Infosumbar.net – Cendol merupakan salah satu jenis jajanan yang banyak digemari oleh semua kalangan. Rasanya yang manis dan segar, sangat pas dinikmati saat cuaca sedang terik. Salah seorang pedagang cendol di Pasar Raya Solok adalah Mak Uniang (63). Ia telah berjualan cendol berpuluh-puluh tahun dan tetap bertahan hingga sekarang.
“Saya jualan cendol telah sejak lama. Sudah lima kali walikota solok berganti hingga sekarang sampai hari ini Alhamdulillah masih jualan,” katanya saat diwawancarai Infosumbar pada Selasa (26/7/2022)
Mak Uniang sendiri berjualan cendol angker berwarna merah muda. Cendol ini terbuat dari tepung tapioka yang diberi sedikit pewarna makanan warna merah muda dan di campur dengan santan dan gula.
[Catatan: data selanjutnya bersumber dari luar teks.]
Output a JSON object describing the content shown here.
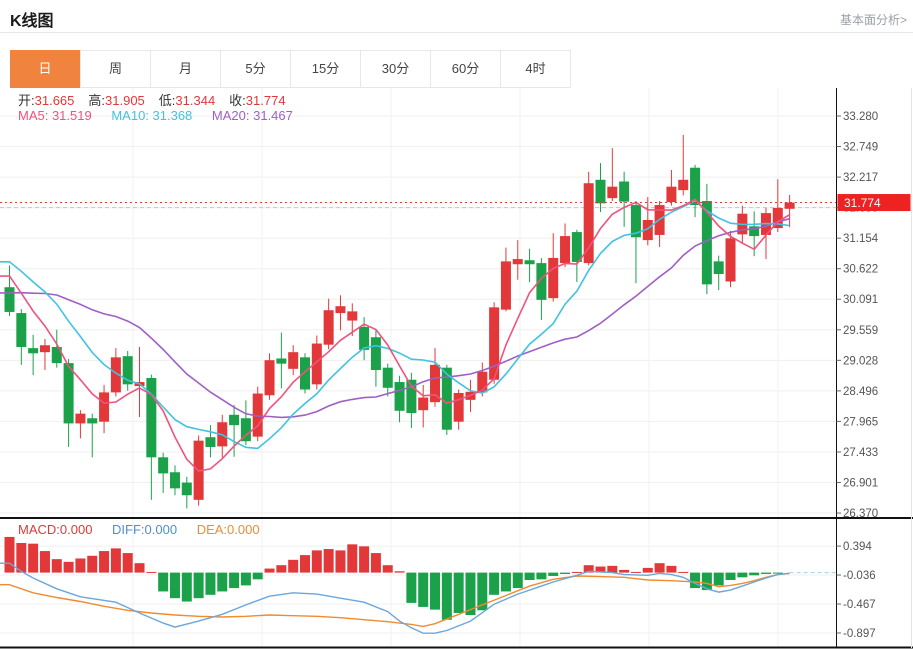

Selain itu ditambah dengan batu es agar rasanya semakin segar.
Sebelumnya, ia bersama suami berjualan cendol berkeliling.
Namun, pada tahun 2012, semenjak suaminya meninggal dunia ia tidak bisa lagi berjualan berkeliling dan menetap jualan di Pasar Raya Solok setiap hari Senin sampai Sabtu.
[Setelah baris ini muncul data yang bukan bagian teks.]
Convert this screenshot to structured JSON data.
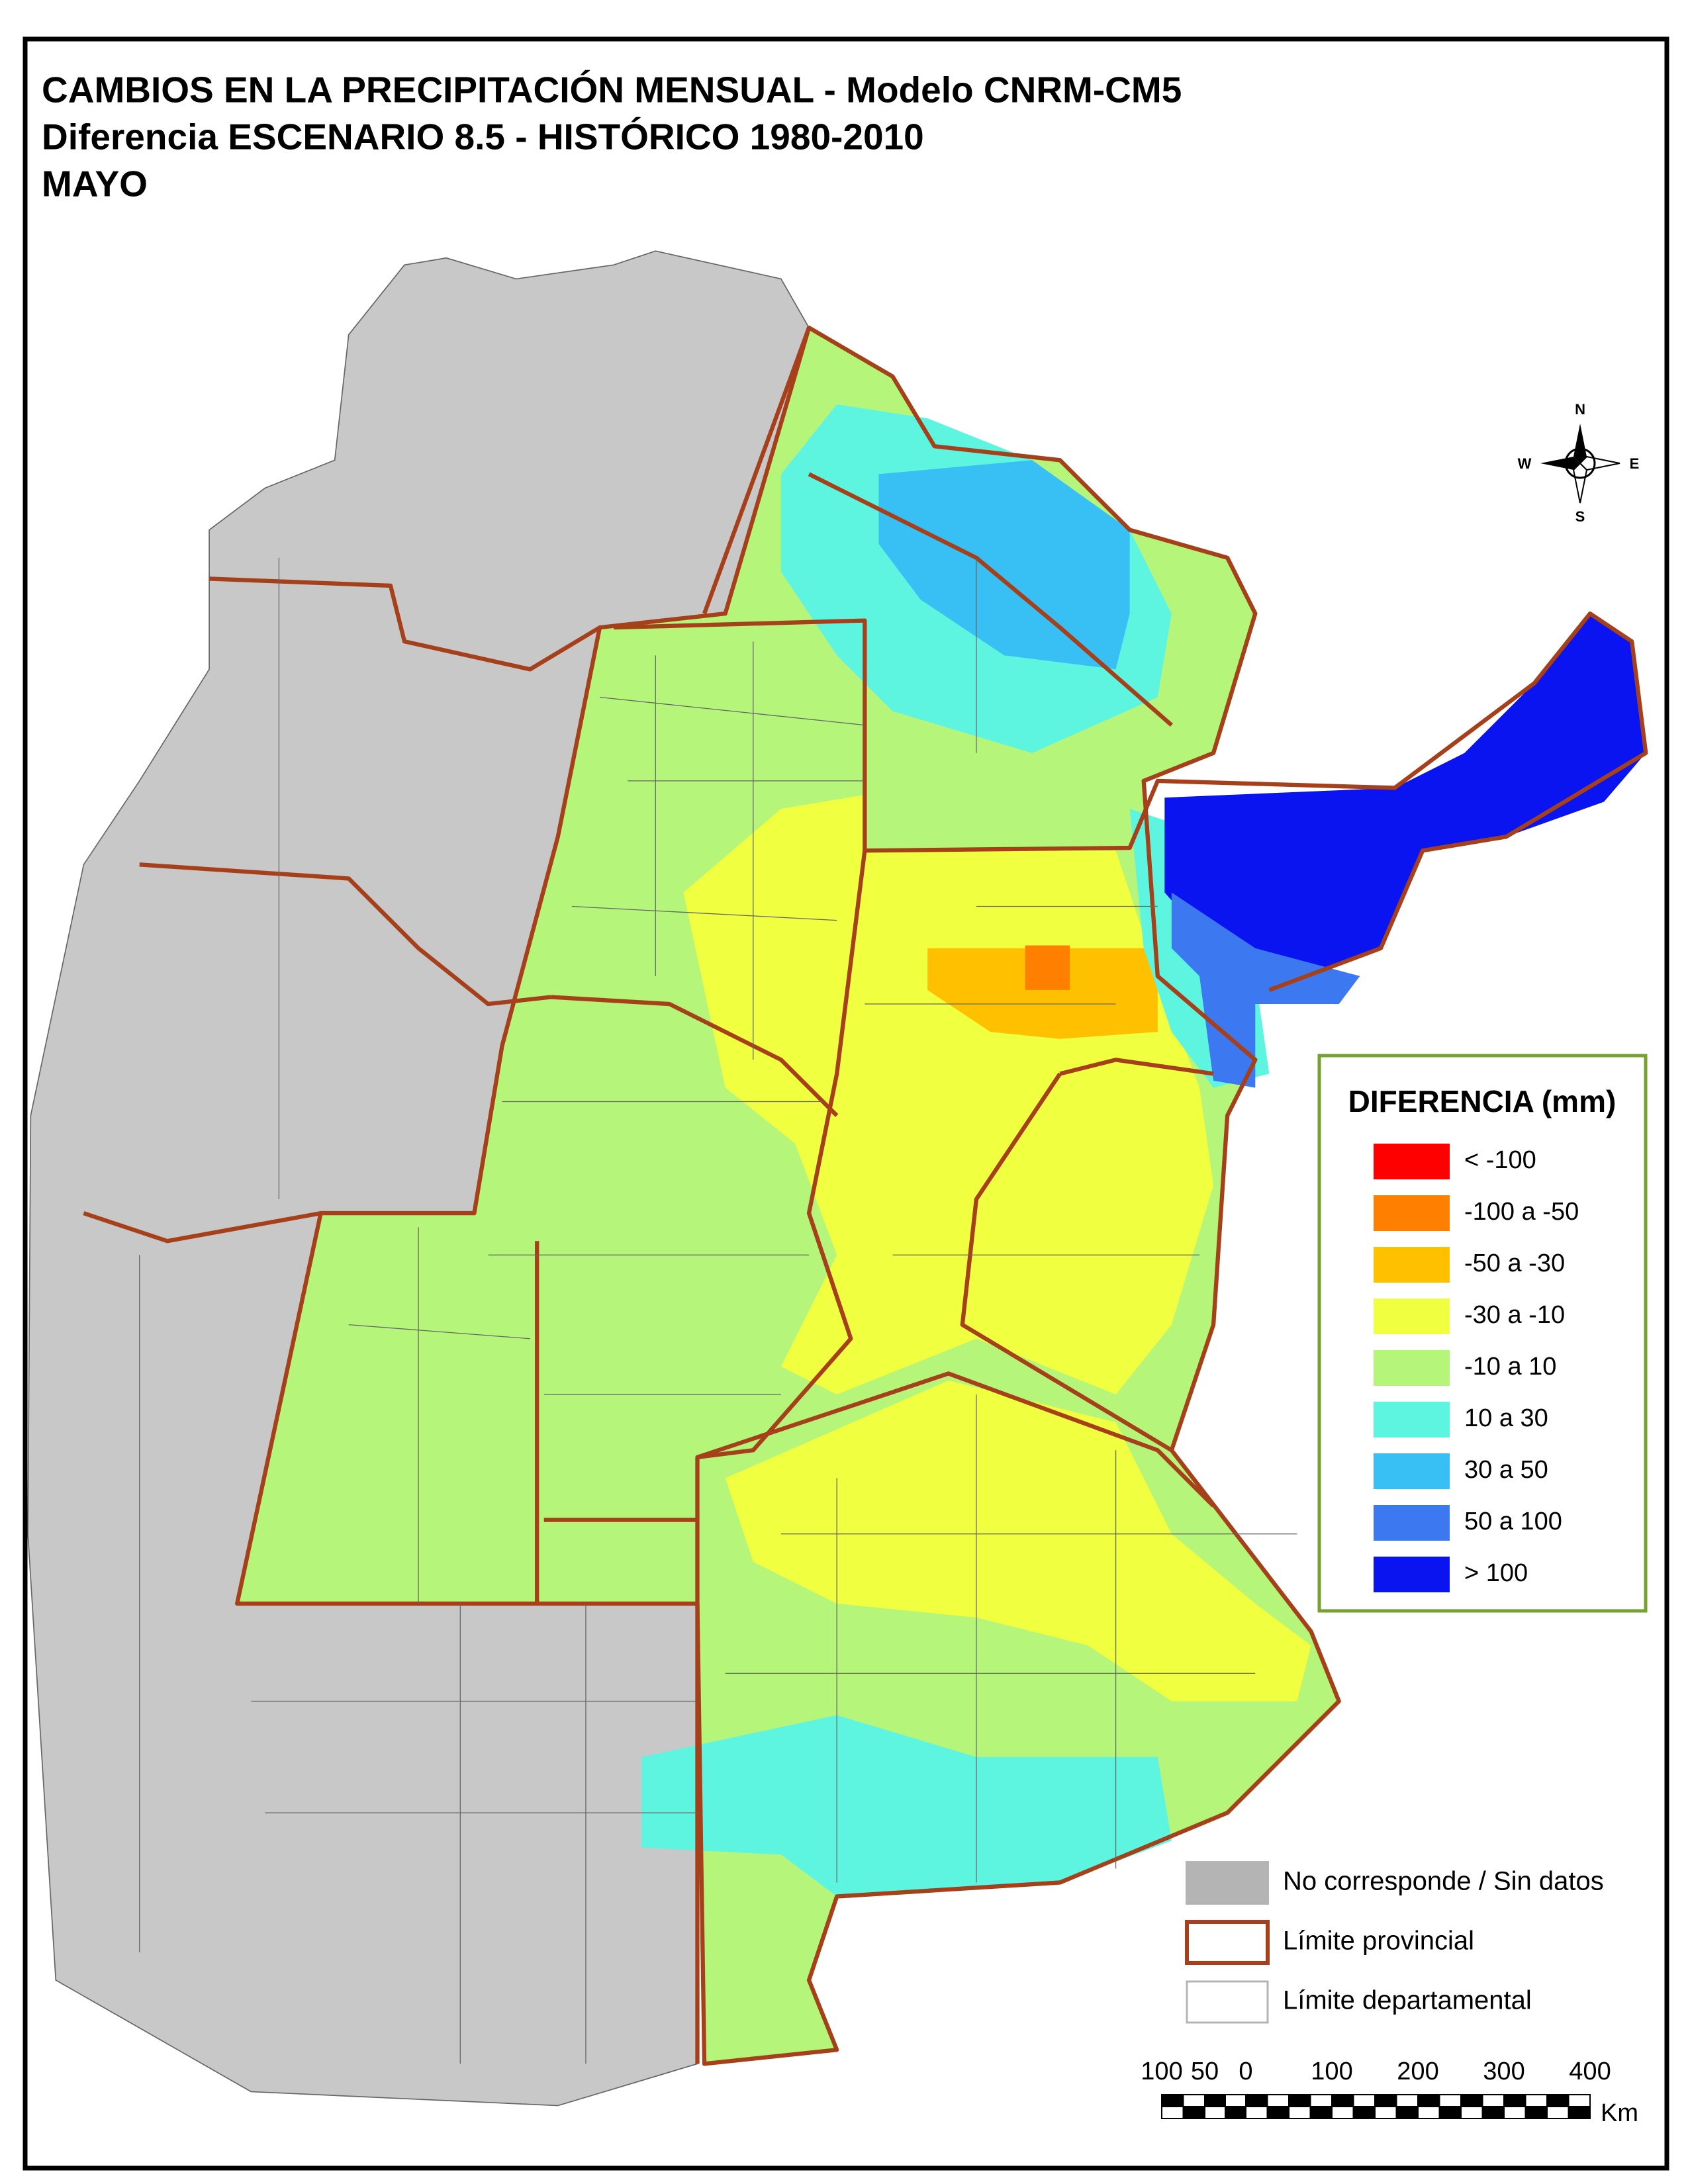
{
  "title": {
    "lines": [
      "CAMBIOS EN LA PRECIPITACIÓN MENSUAL - Modelo CNRM-CM5",
      "Diferencia ESCENARIO 8.5 - HISTÓRICO 1980-2010",
      "MAYO"
    ]
  },
  "legend": {
    "title": "DIFERENCIA (mm)",
    "items": [
      {
        "label": "< -100",
        "color": "#ff0000"
      },
      {
        "label": "-100 a -50",
        "color": "#ff7f00"
      },
      {
        "label": "-50 a -30",
        "color": "#ffc000"
      },
      {
        "label": "-30 a -10",
        "color": "#f0ff40"
      },
      {
        "label": "-10 a 10",
        "color": "#b4f57a"
      },
      {
        "label": "10 a 30",
        "color": "#5ef5e0"
      },
      {
        "label": "30 a 50",
        "color": "#38c0f5"
      },
      {
        "label": "50 a 100",
        "color": "#3c78f0"
      },
      {
        "label": "> 100",
        "color": "#0a14f0"
      }
    ]
  },
  "reference": {
    "items": [
      {
        "label": "No corresponde / Sin datos",
        "kind": "fill",
        "color": "#b4b4b4"
      },
      {
        "label": "Límite provincial",
        "kind": "outline",
        "color": "#a5401a"
      },
      {
        "label": "Límite departamental",
        "kind": "outline",
        "color": "#b4b4b4"
      }
    ]
  },
  "compass": {
    "n": "N",
    "s": "S",
    "e": "E",
    "w": "W"
  },
  "scale_bar": {
    "labels": [
      "100",
      "50",
      "0",
      "100",
      "200",
      "300",
      "400"
    ],
    "unit": "Km"
  }
}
“Semenjak suami saya meninggal dunia sebelas tahun yang lalu, sekarang saya menetap berjualan disini. Dan kalau untuk berkeliling jualan cendol memang sudah tidak sanggup lagi. Senin sampai Sabtu saya jualan di Pasar Raya Solok, kalau Hari Minggu saya jualan di Pasar Sumani,” ujar Mak Uniang yang jualan cendol dari pukul 09.00 pagi hingga selepas Ashar itu.
Kondisi pasar yang saat ini kurang ramai, disebut Mak Uniang membuat penjualan cendolnya ikut berkurang. Ia menambahkan, tidak ada pekerjaan lain yang dilakukan selain dengan berjualan cendol.
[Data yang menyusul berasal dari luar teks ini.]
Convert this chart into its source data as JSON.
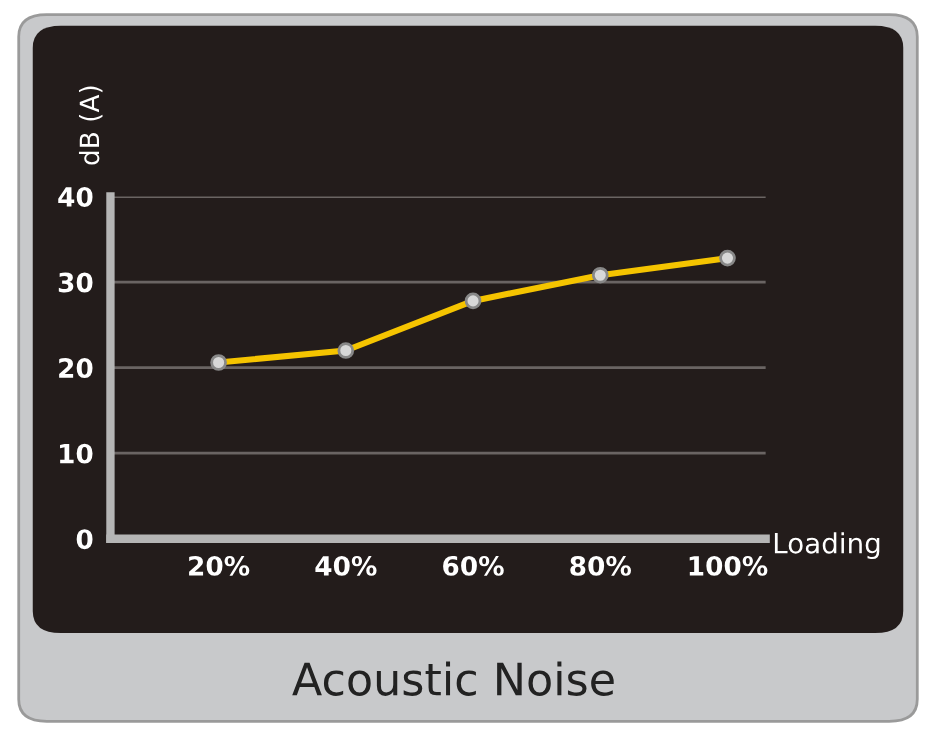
{
  "chart_data": {
    "type": "line",
    "title": "Acoustic Noise",
    "xlabel": "Loading",
    "ylabel": "dB (A)",
    "categories": [
      "20%",
      "40%",
      "60%",
      "80%",
      "100%"
    ],
    "series": [
      {
        "color": "#f5c400",
        "values": [
          20.6,
          22.0,
          27.8,
          30.8,
          32.8
        ]
      }
    ],
    "ylim": [
      0,
      40
    ],
    "yticks": [
      0,
      10,
      20,
      30,
      40
    ],
    "grid": "y",
    "marker": "circle",
    "line_style": "solid",
    "legend": false
  }
}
“Pasar Raya Solok sekarang tidak seramai yang dulu, otomatis yang membeli juga berkurang. Kalau jualan di Pasar Sumani memang Insha Alla bisa habis terus dagangan saya. Kalau hari biasa kadang habis kadang tidak. Sekarang bersyukur saja berapapun yang didapat misalnya dari hasil jualan bisa beli beras agak dua liter Alhamdulillah, dari pada di rumah tidak melakukan apapun lebih baik saya jualan cendol di pasar,” katanya.
Kemudian, pendapatan sehari-hari Mak Uniang disebut kadang tidak menentu. Sehari-hari, Mak Uniang bisa mendapatkan Rp 50 ribu, dan paling banyak hingga Rp 100 ribu. Saat ini, ia mengatakan bahwa yang banyak membeli cendolnya adalah pemilik warung yang membeli cendolnya hingga belasan bungkus untuk dijual kembali.
“Sekarang yang banyak membeli itu penjual di warung. Kadang mereka beli agak 15 bungkus, jadi cendol saya dibeli seharga Rp 2 ribu nanti dijual lagi seharga Rp 2.500 atau Rp 3 ribu di warungnya biasanya untuk anak sekolahan. Dia untung sedikit saya juga dapat untung, disyukuri saja,” tuturnya.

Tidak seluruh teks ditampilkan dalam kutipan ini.